Conflicts can also arise where nodes have global (PostgreSQL-system-wide) data, like roles, that differs. This can result in operations - mainly DDL - that can be run successfully and committed on one node, but then fail to apply to other nodes.
For example, node1 might have a user named fred, but that user was not created on node2. BDR does not replicate CREATE USER (see CREATE ROLE/USER/GROUP ) so this situation can arise easily. If fred on node1 creates a table, it will be replicated with its owner set to fred. When the DDL command is applied to node2 the DDL will fail because there is no user named fred. This failure will emit an ERROR in the PostgreSQL logs on node2 and increment bdr.pg_stat_bdr.nr_rollbacks.
Administrator intervention is required to resolve this conflict by creating the user fred on node2. (It need not have the same permissions, but must exist).
Because BDR apply processes operate very like normal user sessions they are subject to the usual rules around row and table locking. This can sometimes lead to BDR apply processes waiting on locks held by user transactions, or even by each other.
Relevant locking includes;
explicit table-level locking (LOCK TABLE ...) by user sessions
explicit row level locking (SELECT ... FOR UPDATE/FOR SHARE) by user sessions
locking from foreign keys
implicit locking because of row UPDATEs, INSERTs or DELETEs, either from local activity or apply from other servers
It is even possible for a BDR apply process to deadlock with a user transaction, where the user transaction is waiting on a lock held by the apply process and vice versa. Two apply processes may also deadlock with each other. PostgreSQL's deadlock detector will step in and terminate one of the problem transactions. If the BDR apply worker's process is terminated it will simply retry and generally succeed.

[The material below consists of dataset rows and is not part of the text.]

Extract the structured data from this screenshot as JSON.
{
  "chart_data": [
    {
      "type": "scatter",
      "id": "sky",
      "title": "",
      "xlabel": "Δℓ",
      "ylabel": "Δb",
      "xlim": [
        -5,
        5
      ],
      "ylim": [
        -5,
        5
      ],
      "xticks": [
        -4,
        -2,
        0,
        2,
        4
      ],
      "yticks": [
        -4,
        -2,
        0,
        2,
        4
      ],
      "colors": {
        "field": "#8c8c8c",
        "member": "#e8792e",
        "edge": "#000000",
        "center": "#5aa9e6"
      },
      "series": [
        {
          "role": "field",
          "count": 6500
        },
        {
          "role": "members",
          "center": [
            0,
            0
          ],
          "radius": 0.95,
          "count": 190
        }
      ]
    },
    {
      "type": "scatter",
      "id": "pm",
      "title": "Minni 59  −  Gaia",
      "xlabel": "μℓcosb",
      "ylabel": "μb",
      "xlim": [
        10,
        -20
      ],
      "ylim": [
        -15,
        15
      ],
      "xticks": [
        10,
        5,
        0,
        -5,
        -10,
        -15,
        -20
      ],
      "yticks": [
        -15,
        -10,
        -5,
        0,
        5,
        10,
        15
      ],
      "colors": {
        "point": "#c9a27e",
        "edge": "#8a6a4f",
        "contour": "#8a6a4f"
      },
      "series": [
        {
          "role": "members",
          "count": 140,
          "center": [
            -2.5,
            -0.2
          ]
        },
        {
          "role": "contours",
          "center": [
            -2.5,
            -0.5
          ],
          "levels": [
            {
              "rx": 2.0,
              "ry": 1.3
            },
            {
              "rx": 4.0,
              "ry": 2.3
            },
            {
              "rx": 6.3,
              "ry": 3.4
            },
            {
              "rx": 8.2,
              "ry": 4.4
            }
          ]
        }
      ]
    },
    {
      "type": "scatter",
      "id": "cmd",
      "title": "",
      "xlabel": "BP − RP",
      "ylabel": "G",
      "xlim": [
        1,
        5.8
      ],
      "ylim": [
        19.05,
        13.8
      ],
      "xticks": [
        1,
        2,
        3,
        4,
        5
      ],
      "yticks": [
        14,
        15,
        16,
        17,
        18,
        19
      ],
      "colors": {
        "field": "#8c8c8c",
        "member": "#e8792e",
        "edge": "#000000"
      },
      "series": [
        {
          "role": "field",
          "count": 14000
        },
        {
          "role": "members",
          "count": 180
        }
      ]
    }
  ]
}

All these issues are transient and generally require no administrator action. If an apply process is stuck for a long time behind a lock on an idle user session the administrator may choose to terminate the user session to get replication flowing again, but this is no different to a user holding a long lock that impacts another user session.
Use of the log_lock_waits facility in PostgreSQL can help identify locking related replay stalls.
Divergent conflicts arise when data that should be the same on different nodes differs unexpectedly. Divergent conflicts should not occur, but not all such conflicts can be reliably prevented at time of writing.
Changing the PRIMARY KEY of a row can lead to a divergent conflict if another node changes the key of the same row before all nodes have replayed the change. Avoid changing primary keys, or change them only on one designated node. See UPDATE conflicts on the PRIMARY KEY.
Divergent conflicts involving row data generally require administrator action to manually adjust the data on one of the nodes to be consistent with the other one while replication is temporarily disabled using bdr.do_not_replicate. Such conflicts should not arise so long as BDR is used as documented and settings or functions marked as unsafe are avoided.
The administrator must manually resolve such conflicts. Use of the advanced options bdr.do_not_replicate, bdr.skip_ddl_replication and bdr.permit_unsafe_ddl_commands may be required depending on the nature of the conflict. However, careless use of these options can make things much worse and it isn't possible to give general instructions for resolving all possible kinds of conflict.